RuntimeError: CUDA error: out of memory
CUDA kernel errors might be asynchronously reported at some other API call, so the stacktrace below might be incorrect.
For debugging consider passing CUDA_LAUNCH_BLOCKING=1
Compile with `TORCH_USE_CUDA_DSA` to enable device-side assertions.


### Step 4

In [None]:
# === Train ===
DEVICE = torch.device("cuda" if torch.cuda.is_available() else "cpu")
model = KerasLikeCNN(in_ch=3, num_classes=2).to(DEVICE)

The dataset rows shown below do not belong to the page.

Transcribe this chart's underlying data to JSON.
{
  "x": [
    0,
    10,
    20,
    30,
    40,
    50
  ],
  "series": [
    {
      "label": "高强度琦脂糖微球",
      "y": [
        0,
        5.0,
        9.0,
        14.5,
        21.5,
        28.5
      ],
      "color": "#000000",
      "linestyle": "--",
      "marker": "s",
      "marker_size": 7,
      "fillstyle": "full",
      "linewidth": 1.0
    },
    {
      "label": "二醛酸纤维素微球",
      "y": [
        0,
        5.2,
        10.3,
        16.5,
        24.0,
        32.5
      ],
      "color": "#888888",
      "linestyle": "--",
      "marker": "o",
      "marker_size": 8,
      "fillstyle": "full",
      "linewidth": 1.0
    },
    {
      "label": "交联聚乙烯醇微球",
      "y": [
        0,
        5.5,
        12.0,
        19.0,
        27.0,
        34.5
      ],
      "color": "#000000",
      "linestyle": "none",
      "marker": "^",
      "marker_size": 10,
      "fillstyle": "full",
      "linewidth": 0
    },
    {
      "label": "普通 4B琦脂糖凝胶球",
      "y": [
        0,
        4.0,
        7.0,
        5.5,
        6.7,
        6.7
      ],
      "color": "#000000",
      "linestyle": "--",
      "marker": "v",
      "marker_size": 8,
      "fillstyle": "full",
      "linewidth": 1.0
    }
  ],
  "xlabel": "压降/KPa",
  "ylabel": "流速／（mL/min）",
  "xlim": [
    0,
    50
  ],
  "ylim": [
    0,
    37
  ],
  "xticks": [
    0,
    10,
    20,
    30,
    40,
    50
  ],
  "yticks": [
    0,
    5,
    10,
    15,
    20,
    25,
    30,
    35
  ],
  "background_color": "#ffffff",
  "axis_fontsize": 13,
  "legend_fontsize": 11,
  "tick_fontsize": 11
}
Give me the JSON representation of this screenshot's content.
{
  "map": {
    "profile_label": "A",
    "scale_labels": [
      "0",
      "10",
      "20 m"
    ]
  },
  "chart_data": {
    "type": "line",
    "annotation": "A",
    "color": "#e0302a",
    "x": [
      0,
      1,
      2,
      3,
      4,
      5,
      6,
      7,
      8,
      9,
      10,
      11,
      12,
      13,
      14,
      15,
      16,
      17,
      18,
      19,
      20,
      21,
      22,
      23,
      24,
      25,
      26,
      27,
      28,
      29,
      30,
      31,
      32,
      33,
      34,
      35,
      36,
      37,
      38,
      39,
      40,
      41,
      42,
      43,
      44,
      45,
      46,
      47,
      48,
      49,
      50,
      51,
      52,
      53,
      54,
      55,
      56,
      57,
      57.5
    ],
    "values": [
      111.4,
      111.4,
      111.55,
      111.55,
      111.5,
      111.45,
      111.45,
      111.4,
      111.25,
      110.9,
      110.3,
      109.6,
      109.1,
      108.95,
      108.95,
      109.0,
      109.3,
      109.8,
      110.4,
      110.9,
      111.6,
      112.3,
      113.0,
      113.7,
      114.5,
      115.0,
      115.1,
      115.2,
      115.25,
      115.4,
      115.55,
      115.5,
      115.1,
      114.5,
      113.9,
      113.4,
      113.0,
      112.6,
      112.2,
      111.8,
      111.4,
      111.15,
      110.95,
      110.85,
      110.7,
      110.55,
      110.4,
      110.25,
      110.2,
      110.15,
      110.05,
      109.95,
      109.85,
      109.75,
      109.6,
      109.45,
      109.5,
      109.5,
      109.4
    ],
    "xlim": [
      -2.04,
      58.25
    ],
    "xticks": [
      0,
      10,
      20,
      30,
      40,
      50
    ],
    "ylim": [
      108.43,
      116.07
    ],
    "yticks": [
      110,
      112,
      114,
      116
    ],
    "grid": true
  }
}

opt = torch.optim.Adam(model.parameters(), lr=1e-3)
crit = nn.CrossEntropyLoss()

EPOCHS = 10
best_val = float("inf")
CKPT = "keras_like_bleaching_cls.pth"

for epoch in range(1, EPOCHS+1):
    # -- train --
    model.train()
    total, correct, train_loss = 0, 0, 0.0
    for xb, yb in train_loader:
        xb, yb = xb.to(DEVICE), yb.to(DEVICE)
        opt.zero_grad()
        logits = model(xb)
        loss = crit(logits, yb)
        loss.backward()
        opt.step()
        train_loss += loss.item() * yb.size(0)
        pred = logits.argmax(1)
        correct += (pred == yb).sum().item()
        total += yb.size(0)
    train_loss /= total
    train_acc = correct / total

    # -- validate --
    model.eval()
    v_total, v_correct, val_loss = 0, 0, 0.0
    with torch.no_grad():
        for xb, yb in val_loader:
            xb, yb = xb.to(DEVICE), yb.to(DEVICE)
            logits = model(xb)
            loss = crit(logits, yb)
            val_loss += loss.item() * yb.size(0)
            pred = logits.argmax(1)
            v_correct += (pred == yb).sum().item()
            v_total += yb.size(0)
    val_loss /= v_total
    val_acc = v_correct / v_total

    print(f"epoch {epoch:02d}/{EPOCHS} | "
          f"train loss={train_loss:.4f} acc={train_acc:.3f} | "
          f"val loss={val_loss:.4f} acc={val_acc:.3f}")

    if val_loss < best_val:
        best_val = val_loss
        torch.save({"model": model.state_dict(),
                    "epoch": epoch,
                    "val_loss": val_loss,
                    "val_acc": val_acc}, CKPT)
        print(f"  ↳ saved best checkpoint to {CKPT}")


RuntimeError: CUDA error: out of memory
CUDA kernel errors might be asynchronously reported at some other API call, so the stacktrace below might be incorrect.
For debugging consider passing CUDA_LAUNCH_BLOCKING=1
Compile with `TORCH_USE_CUDA_DSA` to enable device-side assertions.